Iraqi authorities announced Tuesday that they have released 81,397 detainees this week under a new amnesty, while two abducted doctors were also freed after a sizable ransom payment, reported dpa.
The detainees were released under the amnesty law that was passed by parliament in February.
Some 37,912 of the detainees were released on bail, judge Abdel- Sattar al-Bairaqdar, the spokesman for the high court council, told the state daily al-Sabah.
At least 24,534 people, who are wanted by the authorities, were given amnesty under the law, the judge said.
However, US forces told Deutsche Presse-Agentur dpa that it was only less than 200 Iraqis who have actually been released from the Iraqi system under the amnesty law.
Legal committees are now looking into requests for amnesty filed by many detainees whose previous requests had been rejected. The new law gives the right of appeal.

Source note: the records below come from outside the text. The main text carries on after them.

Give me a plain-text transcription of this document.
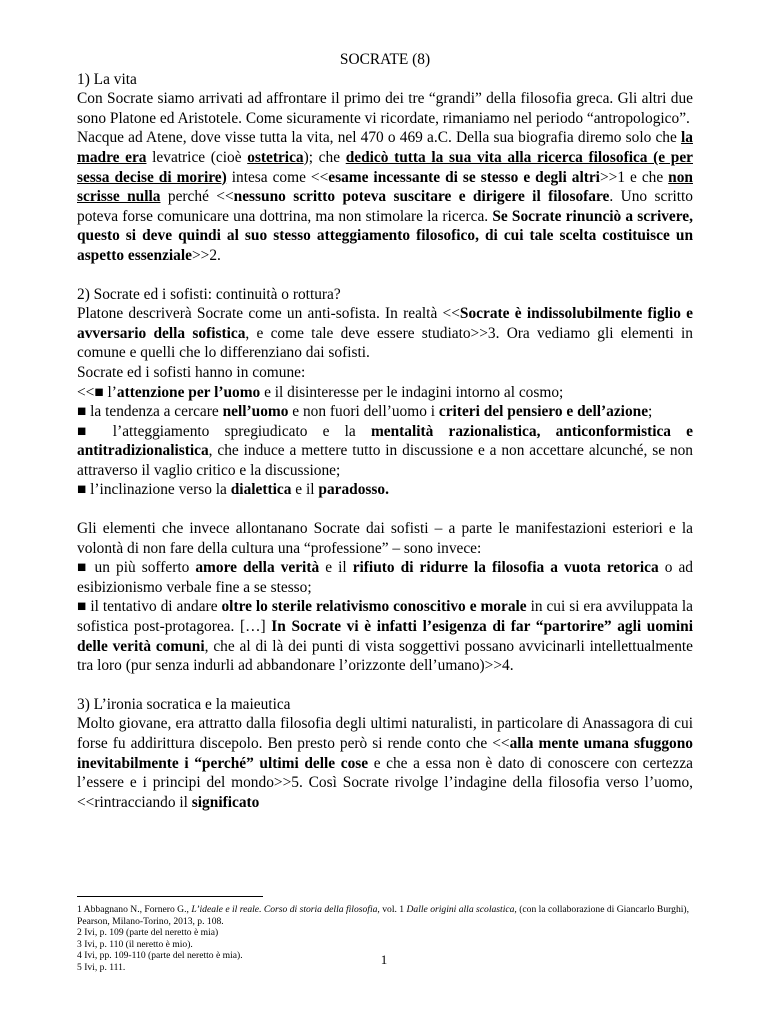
SOCRATE (8)

1) La vita

Con Socrate siamo arrivati ad affrontare il primo dei tre “grandi” della filosofia greca. Gli altri due sono Platone ed Aristotele. Come sicuramente vi ricordate, rimaniamo nel periodo “antropologico”.

Nacque ad Atene, dove visse tutta la vita, nel 470 o 469 a.C. Della sua biografia diremo solo che la madre era levatrice (cioè ostetrica); che dedicò tutta la sua vita alla ricerca filosofica (e per sessa decise di morire) intesa come <<esame incessante di se stesso e degli altri>>1 e che non scrisse nulla perché <<nessuno scritto poteva suscitare e dirigere il filosofare. Uno scritto poteva forse comunicare una dottrina, ma non stimolare la ricerca. Se Socrate rinunciò a scrivere, questo si deve quindi al suo stesso atteggiamento filosofico, di cui tale scelta costituisce un aspetto essenziale>>2.

2) Socrate ed i sofisti: continuità o rottura?

Platone descriverà Socrate come un anti-sofista. In realtà <<Socrate è indissolubilmente figlio e avversario della sofistica, e come tale deve essere studiato>>3. Ora vediamo gli elementi in comune e quelli che lo differenziano dai sofisti.

Socrate ed i sofisti hanno in comune:

<<■ l’attenzione per l’uomo e il disinteresse per le indagini intorno al cosmo;

■ la tendenza a cercare nell’uomo e non fuori dell’uomo i criteri del pensiero e dell’azione;

■ l’atteggiamento spregiudicato e la mentalità razionalistica, anticonformistica e antitradizionalistica, che induce a mettere tutto in discussione e a non accettare alcunché, se non attraverso il vaglio critico e la discussione;

■ l’inclinazione verso la dialettica e il paradosso.

Gli elementi che invece allontanano Socrate dai sofisti – a parte le manifestazioni esteriori e la volontà di non fare della cultura una “professione” – sono invece:

■ un più sofferto amore della verità e il rifiuto di ridurre la filosofia a vuota retorica o ad esibizionismo verbale fine a se stesso;

■ il tentativo di andare oltre lo sterile relativismo conoscitivo e morale in cui si era avviluppata la sofistica post-protagorea. […] In Socrate vi è infatti l’esigenza di far “partorire” agli uomini delle verità comuni, che al di là dei punti di vista soggettivi possano avvicinarli intellettualmente tra loro (pur senza indurli ad abbandonare l’orizzonte dell’umano)>>4.

3) L’ironia socratica e la maieutica

Molto giovane, era attratto dalla filosofia degli ultimi naturalisti, in particolare di Anassagora di cui forse fu addirittura discepolo. Ben presto però si rende conto che <<alla mente umana sfuggono inevitabilmente i “perché” ultimi delle cose e che a essa non è dato di conoscere con certezza l’essere e i principi del mondo>>5. Così Socrate rivolge l’indagine della filosofia verso l’uomo, <<rintracciando il significato

1 Abbagnano N., Fornero G., L’ideale e il reale. Corso di storia della filosofia, vol. 1 Dalle origini alla scolastica, (con la collaborazione di Giancarlo Burghi), Pearson, Milano-Torino, 2013, p. 108.

2 Ivi, p. 109 (parte del neretto è mia)

3 Ivi, p. 110 (il neretto è mio).

4 Ivi, pp. 109-110 (parte del neretto è mia).

5 Ivi, p. 111.

1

Thousands of Iraqi detainees are also being held in prisons run by the US military.
The passage of the amnesty law was hailed as a breakthrough that forms an important component of national reconciliation.
Iraq's main Sunni Arab bloc, the Iraqi Accord Front, said passage of the law would speed up its return to the Shiite-led coalition government and help heal sectarian divisions.
Separately, two Iraqi doctors and an assistant who were abducted two weeks ago have been released after their families paid a ransom to the kidnappers, security sources told dpa.
Sources said that the family of Sabar al-Qeisy, one of the abducted doctors, paid 230,000 US dollars in ransom.
The doctors and the assistant were released on Monday and were in stable health. But they had been tortured by the kidnappers, sources said.
The release of the kidnapped doctors occurred near Haditha in Anbar province.
Sources added that the kidnappers were suspected members of the al-Qaeda terrorist network.
An Iraqi police source said that the US forces have managed to arrest one of the kidnappers near Beiji area, some 23 kilometres north of Baghdad.
Meanwhile, the US military said a massive cache containing weapons and ammunition was uncovered in an underground room Monday during a search operation in the Jazeera desert west of Samarra.
Information from a local Iraqi source led to the discovery of the cache, according to the military.
In other news, nine people were killed and 50 injured in a suicide car bomb attack on provincial police headquarters in the northern city of Mosul on Monday, Iraqi media reported.
Among those killed were four policemen and two children, the Aswat al-Iraq (Voices of Iraq) agency reported.
A suicide attacker drove and detonated an explosives-laden car near a checkpoint outside the police headquarters.
Medical sources told dpa that an 11-year-old-child was killed on Tuesday when militants opened fire on him after he was leaving his school in Baquba, some 60 kilometres north of Baghdad.
In the same city, security forces found the body of a child which was reported to be abducted on Saturday, sources told Voices of Iraq.
Sources said that the body was found near a hospital in Baquba's Katon district.